As much as many employers hate to admit it, some employees will clock in when they aren’t present. “Buddy punching” or allowing a fellow employee to clock in for an absent employee, happens in more companies than people realize. The American Payroll Association estimates that 75 percent of companies are subject to buddy punching. In another study, Nucleus Research estimates that 19 percent of employees admit to buddy punching at one time or another.
Biometric Clock – Employee Time Clocks
The loss of time involved and paying for unearned work time, can add up to more than 2% of a company’s payroll. For a company on a low profit margin and a high payroll, buddy punching can do real damage to the bottom line.
Buddy punching is easily accomplished if a company uses and old fashioned paper punch card, ID badge or even an electronic key fob. All the employee needs to do is hand their time card or fob to a fellow employee and ask for their friend to “punch them in” If the company doesn’t have a person from human resources or management watching the time clock, abuse of buddy punching can occur.
Technology has now made it possible to reduce or eliminate the incidents of time clock abuse and save companies money from lost time and unearned wages. Biometric clocks are time clocks with a computerized signature of the employee’s facial features or fingerprints.

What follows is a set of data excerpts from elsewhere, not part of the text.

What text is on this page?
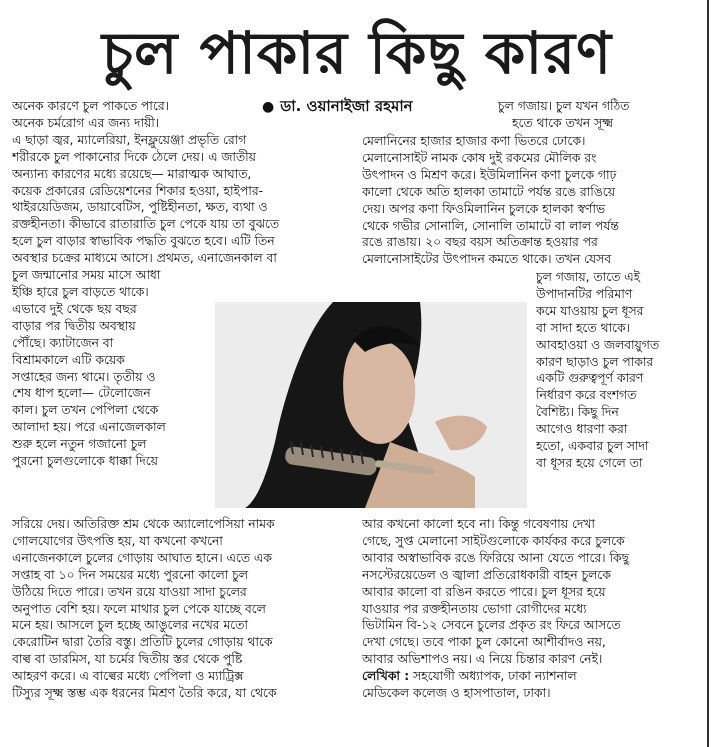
চুল পাকার কিছু কারণ
● ডা. ওয়ানাইজা রহমান

অনেক কারণে চুল পাকতে পারে।

অনেক চর্মরোগ এর জন্য দায়ী।

এ ছাড়া জ্বর, ম্যালেরিয়া, ইনফ্লুয়েঞ্জা প্রভৃতি রোগ

শরীরকে চুল পাকানোর দিকে ঠেলে দেয়। এ জাতীয়

অন্যান্য কারণের মধ্যে রয়েছে— মারাত্মক আঘাত,

কয়েক প্রকারের রেডিয়েশনের শিকার হওয়া, হাইপার-

থাইরয়েডিজম, ডায়াবেটিস, পুষ্টিহীনতা, ক্ষত, ব্যথা ও

রক্তহীনতা। কীভাবে রাতারাতি চুল পেকে যায় তা বুঝতে

হলে চুল বাড়ার স্বাভাবিক পদ্ধতি বুঝতে হবে। এটি তিন

অবস্থার চক্রের মাধ্যমে আসে। প্রথমত, এনাজেনকাল বা

চুল জন্মানোর সময় মাসে আধা

ইঞ্চি হারে চুল বাড়তে থাকে।

এভাবে দুই থেকে ছয় বছর

বাড়ার পর দ্বিতীয় অবস্থায়

পৌঁছে। ক্যাটাজেন বা

বিশ্রামকালে এটি কয়েক

সপ্তাহের জন্য থামে। তৃতীয় ও

শেষ ধাপ হলো— টেলোজেন

কাল। চুল তখন পেপিলা থেকে

আলাদা হয়। পরে এনাজেলকাল

শুরু হলে নতুন গজানো চুল

পুরনো চুলগুলোকে ধাক্কা দিয়ে

সরিয়ে দেয়। অতিরিক্ত শ্রম থেকে অ্যালোপেসিয়া নামক

গোলযোগের উৎপত্তি হয়, যা কখনো কখনো

এনাজেনকালে চুলের গোড়ায় আঘাত হানে। এতে এক

সপ্তাহ বা ১০ দিন সময়ের মধ্যে পুরনো কালো চুল

উঠিয়ে দিতে পারে। তখন রয়ে যাওয়া সাদা চুলের

অনুপাত বেশি হয়। ফলে মাথার চুল পেকে যাচ্ছে বলে

মনে হয়। আসলে চুল হচ্ছে আঙুলের নখের মতো

কেরোটিন দ্বারা তৈরি বস্তু। প্রতিটি চুলের গোড়ায় থাকে

বাল্ব বা ডারমিস, যা চর্মের দ্বিতীয় স্তর থেকে পুষ্টি

আহরণ করে। এ বাল্বের মধ্যে পেপিলা ও ম্যাট্রিক্স

টিস্যুর সূক্ষ্ম স্তম্ভ এক ধরনের মিশ্রণ তৈরি করে, যা থেকে

চুল গজায়। চুল যখন গঠিত

হতে থাকে তখন সূক্ষ্ম

মেলানিনের হাজার হাজার কণা ভিতরে ঢোকে।

মেলানোসাইট নামক কোষ দুই রকমের মৌলিক রং

উৎপাদন ও মিশ্রণ করে। ইউমিলানিন কণা চুলকে গাঢ়

কালো থেকে অতি হালকা তামাটে পর্যন্ত রঙে রাঙিয়ে

দেয়। অপর কণা ফিওমিলানিন চুলকে হালকা স্বর্ণাভ

থেকে গভীর সোনালি, সোনালি তামাটে বা লাল পর্যন্ত

রঙে রাঙায়। ২০ বছর বয়স অতিক্রান্ত হওয়ার পর

মেলানোসাইটের উৎপাদন কমতে থাকে। তখন যেসব

চুল গজায়, তাতে এই

উপাদানটির পরিমাণ

কমে যাওয়ায় চুল ধূসর

বা সাদা হতে থাকে।

আবহাওয়া ও জলবায়ুগত

কারণ ছাড়াও চুল পাকার

একটি গুরুত্বপূর্ণ কারণ

নির্ধারণ করে বংশগত

বৈশিষ্ট্য। কিছু দিন

আগেও ধারণা করা

হতো, একবার চুল সাদা

বা ধূসর হয়ে গেলে তা

আর কখনো কালো হবে না। কিন্তু গবেষণায় দেখা

গেছে, সুপ্ত মেলানো সাইটগুলোকে কার্যকর করে চুলকে

আবার অস্বাভাবিক রঙে ফিরিয়ে আনা যেতে পারে। কিছু

নসস্টেরয়েডেল ও জ্বালা প্রতিরোধকারী বাহন চুলকে

আবার কালো বা রঙিন করতে পারে। চুল ধূসর হয়ে

যাওয়ার পর রক্তহীনতায় ভোগা রোগীদের মধ্যে

ভিটামিন বি-১২ সেবনে চুলের প্রকৃত রং ফিরে আসতে

দেখা গেছে। তবে পাকা চুল কোনো আশীর্বাদও নয়,

আবার অভিশাপও নয়। এ নিয়ে চিন্তার কারণ নেই।

লেখিকা : সহযোগী অধ্যাপক, ঢাকা ন্যাশনাল

মেডিকেল কলেজ ও হাসপাতাল, ঢাকা।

With a fingerprint biometric time clock, the employees fingerprint is scanned and compared to fingerprints on file inside the clock. Better quality biometric clocks, such as those offered by Allied Time, can compensate for finger cuts, grease, grime and other anomalies that might be expected to create an inaccurate scan. Fingerprint scans on Time Clocks will normally only take a few seconds.
Facial feature clocks take a photo of the employee with a camera embedded in the clock. The program will then scan several dozen facial features and compare them to the employee’s photo on file in the program. Like fingerprint biometric clocks, the scan normally takes only a few seconds.
Setting up biometric clocks is usually no more difficult to set up than a key fob and if additional software is needed, it is supplied by the company. Though the technology sounds expensive, many quality biometric clocks can be purchased for less than $300. If the employer is experiencing employee abuse through buddy punching, the cost can be recouped in as little as one month.